La “città del Bitcoin” nascerà nella provincia di La Uniòn in El Salvador

La “città del Bitcoin” nascerà nella provincia di La Uniòn in El Salvador

Nayib Bukele, presidente di El Salvador, ha dato vita alla prima “città del Bitcoin“, con la criptovaluta che, da qualche mese, ha valore legale nel paese dell’America centrale. In particolare, il leader di El Salvador ha deciso che la città sarà completamente destinata all’estrazione delle criptovalute, dotata di una centrale geotermica di proprietà, al fine di supportare il grande dispendio economico in termini di consumo di elettricità, necessaria per per le iniziative di mining.

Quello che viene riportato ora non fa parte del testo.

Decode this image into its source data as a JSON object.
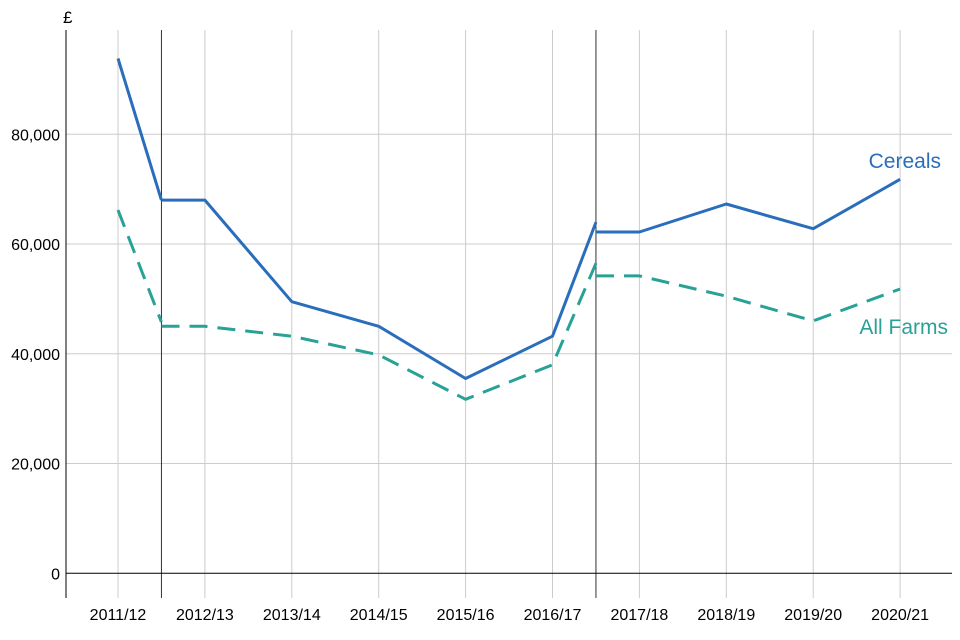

Definita, come Bitcoin city, il centro sorgerà lungo il golfo di Fonseca, al confine con l’Honduras, con accanto proprio una centrale geotermica, che troverà supporto nel vicino vulcano. Infatti, la centrale assicurerà energia elettrica a tutta la città e sarà utile per supportare il mining, procedura necessaria per validare le transazioni online da cui nascono le criptovalute. Il mining, infatti, è un’attività che consuma molta energia; stando a quanto riportato da Bloomberg, ogni singola transazione comporta il consumo di almeno 20 euro di elettricità.

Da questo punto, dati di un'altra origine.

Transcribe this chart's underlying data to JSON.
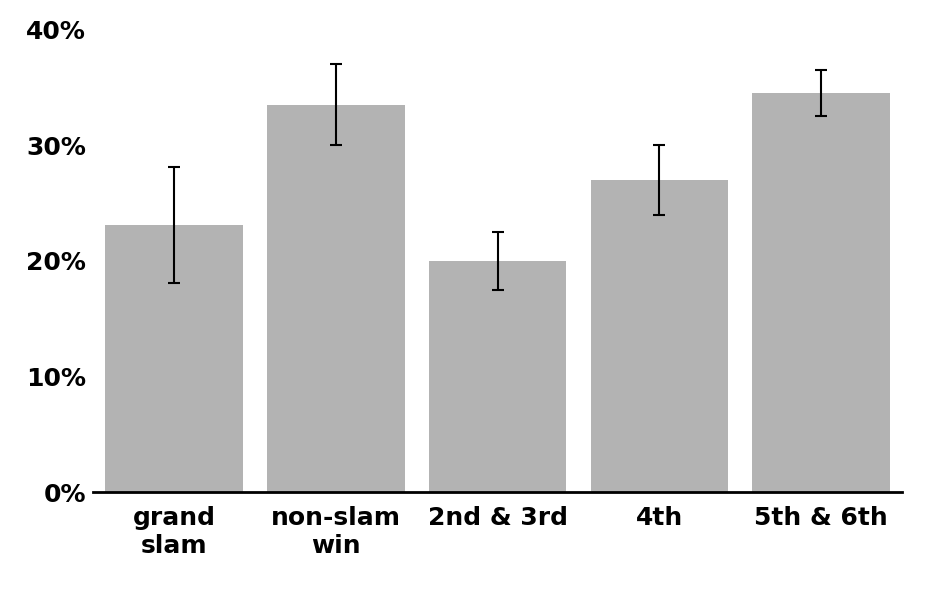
{
  "categories": [
    "grand\nslam",
    "non-slam\nwin",
    "2nd & 3rd",
    "4th",
    "5th & 6th"
  ],
  "values": [
    0.231,
    0.335,
    0.2,
    0.27,
    0.345
  ],
  "errors": [
    0.05,
    0.035,
    0.025,
    0.03,
    0.02
  ],
  "bar_color": "#b3b3b3",
  "bar_edgecolor": "#b3b3b3",
  "error_color": "black",
  "ylim": [
    0,
    0.41
  ],
  "yticks": [
    0.0,
    0.1,
    0.2,
    0.3,
    0.4
  ],
  "ytick_labels": [
    "0%",
    "10%",
    "20%",
    "30%",
    "40%"
  ],
  "background_color": "#ffffff",
  "capsize": 4,
  "bar_width": 0.85
}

Lo stesso Bukele, con un tweet diffuso dal suo account personale, ha annunciato che la nuova “Bitcoin city” sarà una vera città, adibita di esercizi commerciali, ristoranti, porto, stazione e aeroporto e, allo stesso tempo, abitabile. Sarà circolare, richiamando la forma della moneta e, al centro, ci sarà la piazza più importante, dove troverà spazio, proprio nel mezzo, il simbolo del bitcoin. Inoltre, Bitcoin City non prevederà alcuna tassa sulle proprietà, sul reddito, sulle plusvalenze né sugli stipendi; sarà prevista soltanto un’unica imposta sul valore aggiunto.

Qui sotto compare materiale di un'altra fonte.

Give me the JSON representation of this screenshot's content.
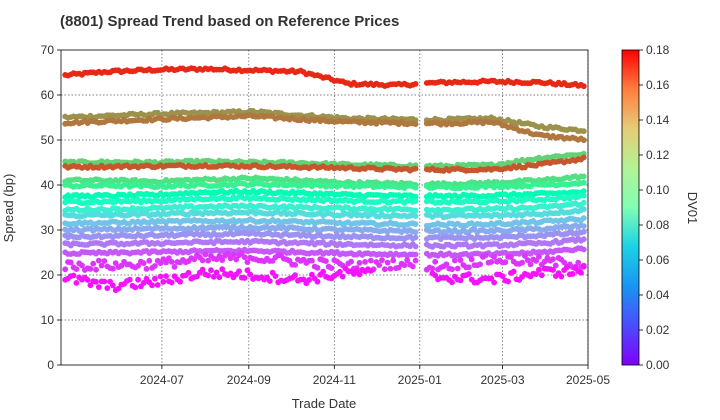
{
  "chart_data": {
    "type": "scatter",
    "title": "(8801)   Spread Trend based on Reference Prices",
    "xlabel": "Trade Date",
    "ylabel": "Spread (bp)",
    "ylim": [
      0,
      70
    ],
    "xlim": [
      "2024-04-20",
      "2025-05-01"
    ],
    "x_ticks": [
      "2024-07",
      "2024-09",
      "2024-11",
      "2025-01",
      "2025-03",
      "2025-05"
    ],
    "y_ticks": [
      0,
      10,
      20,
      30,
      40,
      50,
      60,
      70
    ],
    "grid": true,
    "colorbar": {
      "label": "DV01",
      "range": [
        0.0,
        0.18
      ],
      "ticks": [
        "0.00",
        "0.02",
        "0.04",
        "0.06",
        "0.08",
        "0.10",
        "0.12",
        "0.14",
        "0.16",
        "0.18"
      ],
      "colormap": "rainbow"
    },
    "series": [
      {
        "dv01": 0.171,
        "y": [
          64.3,
          65.2,
          65.6,
          65.8,
          65.5,
          65.2,
          62.5,
          62.2,
          62.8,
          63.0,
          62.8,
          62.0
        ]
      },
      {
        "dv01": 0.145,
        "y": [
          55.0,
          55.4,
          55.8,
          56.0,
          56.3,
          55.5,
          54.8,
          54.6,
          54.5,
          54.8,
          53.0,
          52.0
        ]
      },
      {
        "dv01": 0.152,
        "y": [
          53.8,
          54.2,
          54.6,
          55.0,
          55.3,
          54.6,
          54.0,
          53.8,
          53.7,
          54.0,
          51.0,
          50.0
        ]
      },
      {
        "dv01": 0.125,
        "y": [
          45.0,
          45.1,
          45.0,
          45.2,
          45.0,
          44.9,
          44.5,
          44.3,
          44.2,
          44.4,
          46.0,
          47.0
        ]
      },
      {
        "dv01": 0.16,
        "y": [
          44.0,
          44.1,
          44.2,
          44.3,
          44.2,
          44.0,
          43.8,
          43.5,
          43.4,
          43.5,
          44.5,
          46.0
        ]
      },
      {
        "dv01": 0.118,
        "y": [
          41.0,
          41.0,
          40.8,
          41.2,
          41.5,
          41.0,
          40.5,
          40.3,
          40.2,
          40.5,
          41.0,
          42.0
        ]
      },
      {
        "dv01": 0.11,
        "y": [
          39.8,
          39.9,
          39.7,
          40.0,
          40.2,
          40.0,
          39.8,
          39.6,
          39.5,
          39.7,
          40.0,
          40.5
        ]
      },
      {
        "dv01": 0.09,
        "y": [
          37.5,
          37.6,
          37.8,
          38.4,
          38.5,
          38.2,
          37.8,
          37.6,
          37.5,
          37.7,
          38.0,
          38.5
        ]
      },
      {
        "dv01": 0.08,
        "y": [
          36.2,
          36.3,
          36.5,
          37.0,
          37.1,
          36.8,
          36.5,
          36.3,
          36.2,
          36.3,
          36.8,
          37.5
        ]
      },
      {
        "dv01": 0.07,
        "y": [
          34.5,
          34.6,
          34.8,
          35.2,
          35.3,
          35.0,
          34.8,
          34.6,
          34.5,
          34.6,
          35.0,
          36.0
        ]
      },
      {
        "dv01": 0.06,
        "y": [
          33.2,
          33.3,
          33.5,
          33.8,
          33.9,
          33.6,
          33.4,
          33.2,
          33.1,
          33.2,
          33.6,
          34.5
        ]
      },
      {
        "dv01": 0.05,
        "y": [
          31.5,
          31.6,
          31.8,
          32.0,
          32.1,
          31.8,
          31.5,
          31.3,
          31.2,
          31.3,
          31.8,
          32.5
        ]
      },
      {
        "dv01": 0.042,
        "y": [
          30.0,
          30.1,
          30.3,
          30.5,
          30.6,
          30.3,
          30.0,
          29.8,
          29.7,
          29.8,
          30.2,
          31.0
        ]
      },
      {
        "dv01": 0.035,
        "y": [
          28.5,
          28.6,
          28.8,
          29.0,
          29.1,
          28.8,
          28.5,
          28.3,
          28.2,
          28.3,
          28.8,
          29.5
        ]
      },
      {
        "dv01": 0.028,
        "y": [
          26.8,
          26.9,
          27.1,
          27.3,
          27.4,
          27.1,
          26.8,
          26.6,
          26.5,
          26.6,
          27.0,
          28.0
        ]
      },
      {
        "dv01": 0.02,
        "y": [
          24.8,
          24.9,
          25.1,
          25.3,
          25.4,
          25.1,
          24.8,
          24.6,
          24.5,
          24.6,
          25.0,
          26.0
        ]
      },
      {
        "dv01": 0.012,
        "y": [
          22.0,
          22.2,
          22.5,
          23.5,
          24.0,
          23.0,
          22.0,
          22.5,
          22.0,
          23.5,
          23.0,
          22.5
        ]
      },
      {
        "dv01": 0.004,
        "y": [
          19.5,
          17.5,
          18.5,
          20.5,
          20.0,
          19.0,
          20.5,
          20.0,
          19.5,
          19.0,
          20.5,
          21.0
        ]
      }
    ]
  }
}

Il Governo di El Salvador non ha fissato una data che segni l’inizio dei lavori per la costruzione della nuova città basata sul Bitcoin. Però, il potere centrale della città del Sud America ha comunicato come abbia emesso già un miliardo di dollari statunitensi di obbligazioni bitcoin. In particolare, la metà di queste risorse, rilasciate come criptovalute, sarà usata per edificare le costruzioni energetiche e di mining per la nuova città. Il resto delle obbligazioni emesse sarà usato per acquistare una quantità maggiore di moneta digitale. Si tratta di una sfida importante per un paese che conta un PIL che supera di poco i 24,6 miliardi di dollari. Dal canto suo, il governo di Bukele desidera puntare tutto sul bitcoin “per stimolare la crescita economia, l’indipendenza e gli investimenti nel paese. Tuttavia il successo dipende non solo dall’andamento dei bitcoin, ma anche dalla volontà di aspiranti residenti e investitori a popolare una città nata per le criptovalute”.